We make no bones about rolling the trashcan to the curb. And we make no bones about driving our vehicle through a carwash to rinse off the dirt. In addition, we make no bones about shredding junk mail that the mailgirl deposits in the box, or taking a shower to strip our smell with soap. You may have a different list regarding how you rid yourself of waste.
I make no bones about trashing bags full of grass that my mower ate or scooping up dog poop in our backyard.
But there are things we keep close to the chest, things we refuse to empty ourselves of. Some folks let them out while others keep on walking like nothing is wrong. Vulnerability is not something everyone can demonstrate. According to Matt Norman- “Not every situation or person is appropriate for revealing your vulnerability.”
In the early years of our marriage my wife got weary of hearing me say, “Don’t be southern, be honest.” Twenty-five years later our vulnerability has deepened as we refuse to allow a wall to come between us when we’re tempted to give each other the silent treatment. “Honey, we need to talk.”
I was watering 12 newly planted Daylilies in our backyard one humid June afternoon while I talked to our neighbor from across the fence. She was sitting on her deck. After I shared a shocking situation at work, something interesting happened. She shared her story. My vulnerability led to her vulnerability.
The next day I was talking to another neighbor across the street. He is in his eighties. As I stood in his driveway he looked at me, “How is your job?” I stared back at him with no response and then looked down at the cracks in the cement.
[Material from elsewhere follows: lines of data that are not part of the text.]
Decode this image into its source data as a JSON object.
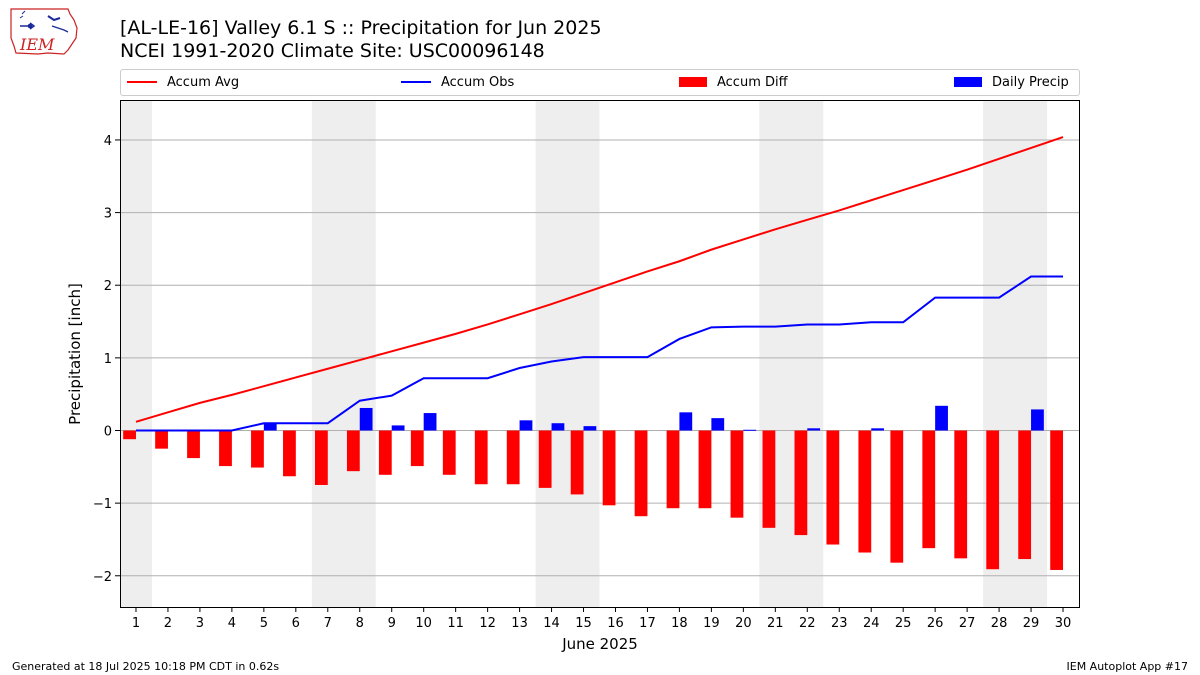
{
  "header": {
    "title_line1": "[AL-LE-16] Valley 6.1 S :: Precipitation for Jun 2025",
    "title_line2": "NCEI 1991-2020 Climate Site: USC00096148",
    "logo_text": "IEM"
  },
  "footer": {
    "left": "Generated at 18 Jul 2025 10:18 PM CDT in 0.62s",
    "right": "IEM Autoplot App #17"
  },
  "legend": [
    {
      "label": "Accum Avg",
      "kind": "line",
      "color": "#ff0000"
    },
    {
      "label": "Accum Obs",
      "kind": "line",
      "color": "#0000ff"
    },
    {
      "label": "Accum Diff",
      "kind": "bar",
      "color": "#ff0000"
    },
    {
      "label": "Daily Precip",
      "kind": "bar",
      "color": "#0000ff"
    }
  ],
  "chart_data": {
    "type": "bar",
    "xlabel": "June 2025",
    "ylabel": "Precipitation [inch]",
    "x": [
      1,
      2,
      3,
      4,
      5,
      6,
      7,
      8,
      9,
      10,
      11,
      12,
      13,
      14,
      15,
      16,
      17,
      18,
      19,
      20,
      21,
      22,
      23,
      24,
      25,
      26,
      27,
      28,
      29,
      30
    ],
    "xlim": [
      0.5,
      30.5
    ],
    "ylim": [
      -2.43,
      4.55
    ],
    "yticks": [
      -2,
      -1,
      0,
      1,
      2,
      3,
      4
    ],
    "ytick_labels": [
      "−2",
      "−1",
      "0",
      "1",
      "2",
      "3",
      "4"
    ],
    "grid": "horizontal",
    "legend_position": "top, above plot",
    "weekend_shading": [
      [
        0.5,
        1.5
      ],
      [
        6.5,
        8.5
      ],
      [
        13.5,
        15.5
      ],
      [
        20.5,
        22.5
      ],
      [
        27.5,
        29.5
      ]
    ],
    "shade_color": "#eeeeee",
    "series": [
      {
        "name": "Accum Avg",
        "type": "line",
        "color": "#ff0000",
        "values": [
          0.12,
          0.25,
          0.38,
          0.49,
          0.61,
          0.73,
          0.85,
          0.97,
          1.09,
          1.21,
          1.33,
          1.46,
          1.6,
          1.74,
          1.89,
          2.04,
          2.19,
          2.33,
          2.49,
          2.63,
          2.77,
          2.9,
          3.03,
          3.17,
          3.31,
          3.45,
          3.59,
          3.74,
          3.89,
          4.04
        ]
      },
      {
        "name": "Accum Obs",
        "type": "line",
        "color": "#0000ff",
        "values": [
          0.0,
          0.0,
          0.0,
          0.0,
          0.1,
          0.1,
          0.1,
          0.41,
          0.48,
          0.72,
          0.72,
          0.72,
          0.86,
          0.95,
          1.01,
          1.01,
          1.01,
          1.26,
          1.42,
          1.43,
          1.43,
          1.46,
          1.46,
          1.49,
          1.49,
          1.83,
          1.83,
          1.83,
          2.12,
          2.12
        ]
      },
      {
        "name": "Accum Diff",
        "type": "bar",
        "color": "#ff0000",
        "values": [
          -0.12,
          -0.25,
          -0.38,
          -0.49,
          -0.51,
          -0.63,
          -0.75,
          -0.56,
          -0.61,
          -0.49,
          -0.61,
          -0.74,
          -0.74,
          -0.79,
          -0.88,
          -1.03,
          -1.18,
          -1.07,
          -1.07,
          -1.2,
          -1.34,
          -1.44,
          -1.57,
          -1.68,
          -1.82,
          -1.62,
          -1.76,
          -1.91,
          -1.77,
          -1.92
        ]
      },
      {
        "name": "Daily Precip",
        "type": "bar",
        "color": "#0000ff",
        "values": [
          0,
          0,
          0,
          0,
          0.1,
          0,
          0,
          0.31,
          0.07,
          0.24,
          0,
          0,
          0.14,
          0.1,
          0.06,
          0,
          0,
          0.25,
          0.17,
          0.01,
          0,
          0.03,
          0,
          0.03,
          0,
          0.34,
          0,
          0,
          0.29,
          0
        ]
      }
    ]
  }
}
I looked up and felt comfortable sharing my vocational situation. Again, something interesting happened. He shared his life experiences. My vulnerability led to his vulnerability.
We’ve known our neighbors for many years. Although I didn’t plan on sharing my story with them, I felt better afterwards. Does vulnerability lead to healing? I believe so, but is it healthy to be solely dependent on friends, family members, and even neighbors to respond to our vulnerability.
What do you do if you are a person who isn’t prone to being vulnerable? Jesus said, “Come to me, all of you who are weary and carry heavy burdens, and I will give you rest. Take my yoke upon you. Let me teach you, because I am humble and gentle at heart, and you will find rest for your souls. For my yoke is easy to bear, and the burden I give you is light.” (Matthew 11:28-30, NLT, emphasis mine)
No neighbor can provide rest for my soul or yours. Jesus isn’t a last resort. He is “the” resort, the escape, and our oasis. Why not let Him fill your anxious thoughts. Let Him hold you as only He can. Maybe all you need is to be held.